Pendant que tout le monde s’énerve à propos du Gros Prix du Canada - avec tout le fric qu’on pompe là-dedans, il mérite amplement l’appellation - en déplorant avec une amertume tout à fait légitime le fait que jeudi sera finalement une journée portes fermées, privant de ce fait l’amateur moyen de sa dose annuelle de garages, de gommes tendres, d’ailerons surbaissés et d’employés d’écurie qui préféreraient visiblement être ailleurs, une question essentielle continue d’être ignorée par les médias de masse qui font partie du vaste complot visant à camoufler les vraies affaires.

Si personne n’entend le commandant Simoneau annoncer que la manifestation est illégale parce que sa voix est couverte par le vacarme des moteurs, la loi 78 s’applique-t-elle quand même dans son intégralité ?

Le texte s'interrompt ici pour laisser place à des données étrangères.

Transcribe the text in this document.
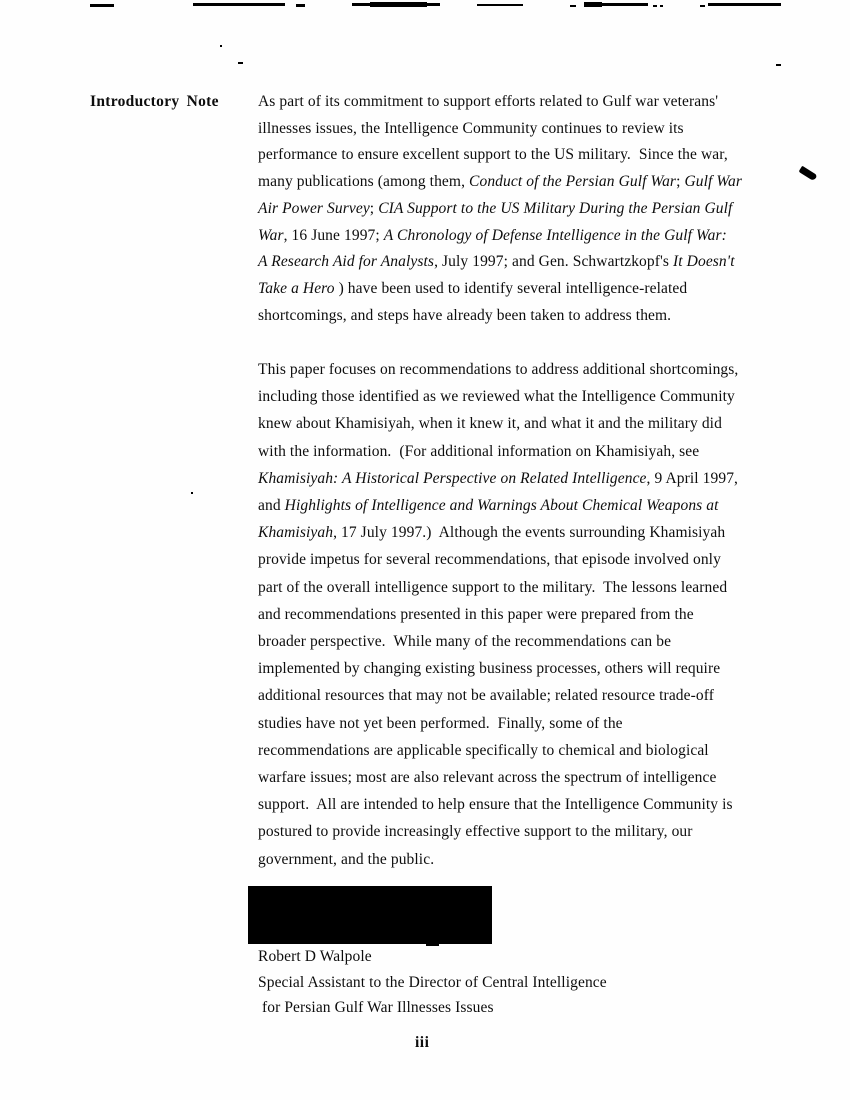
Introductory Note	As part of its commitment to support efforts related to Gulf war veterans'
illnesses issues, the Intelligence Community continues to review its
performance to ensure excellent support to the US military.  Since the war,
many publications (among them, Conduct of the Persian Gulf War; Gulf War
Air Power Survey; CIA Support to the US Military During the Persian Gulf
War, 16 June 1997; A Chronology of Defense Intelligence in the Gulf War:
A Research Aid for Analysts, July 1997; and Gen. Schwartzkopf's It Doesn't
Take a Hero ) have been used to identify several intelligence-related
shortcomings, and steps have already been taken to address them.
This paper focuses on recommendations to address additional shortcomings,
including those identified as we reviewed what the Intelligence Community
knew about Khamisiyah, when it knew it, and what it and the military did
with the information.  (For additional information on Khamisiyah, see
Khamisiyah: A Historical Perspective on Related Intelligence, 9 April 1997,
and Highlights of Intelligence and Warnings About Chemical Weapons at
Khamisiyah, 17 July 1997.)  Although the events surrounding Khamisiyah
provide impetus for several recommendations, that episode involved only
part of the overall intelligence support to the military.  The lessons learned
and recommendations presented in this paper were prepared from the
broader perspective.  While many of the recommendations can be
implemented by changing existing business processes, others will require
additional resources that may not be available; related resource trade-off
studies have not yet been performed.  Finally, some of the
recommendations are applicable specifically to chemical and biological
warfare issues; most are also relevant across the spectrum of intelligence
support.  All are intended to help ensure that the Intelligence Community is
postured to provide increasingly effective support to the military, our
government, and the public.
Robert D Walpole
Special Assistant to the Director of Central Intelligence
for Persian Gulf War Illnesses Issues
iii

Une question ? En voici une autre, tiens. Qu’arrivera-t-il si un manifestant est sérieusement blessé après avoir reçu une retombée économique (sauvegardée in extremis malgré la guerre civile qui fait rage dans les rues de Montréal) en pleine casserole ?


Et puis, à part ça : combien de personnes qui participeront au Grand Soir ont bénéficié d’un gel des droits de scolarité pendant leurs études ? Le Grand Soir, précisons-le à l’intention des va-nu-pieds, est une sorte de bal huppé du jeudi qu’on pourrait aussi qualifier de journée portes gardées, car n’y entre pas qui veut. Selon ses organisateurs, il s’agit d’un « unique rendez-vous mondain à vocation caritative connu depuis 2010 sous une appellation évocatrice de prestige, de faste et de plaisir ».


De toute évidence, on a délibérément, et dangereusement, ignoré le fait que le Grand Soir a toujours désigné la révolution prolétarienne qui finira bien un jour (un soir en fait) par renverser les pouvoirs établis lorsque les masses laborieuses se seront dégagé une conscience de classe et mettront à mal les hégémonies cuirassées de coercition, ou quelque chose d’approchant. Il est très clair ici qu’en utilisant la formule « Grand Soir », l’autre formule, la 1, incite au soulèvement populaire, à l’insurrection violente et à la marche vers la destruction du capitalisme sans fournir l’itinéraire au préalable. Après ça, ils viendront dire qu’ils n’ont pas couru après.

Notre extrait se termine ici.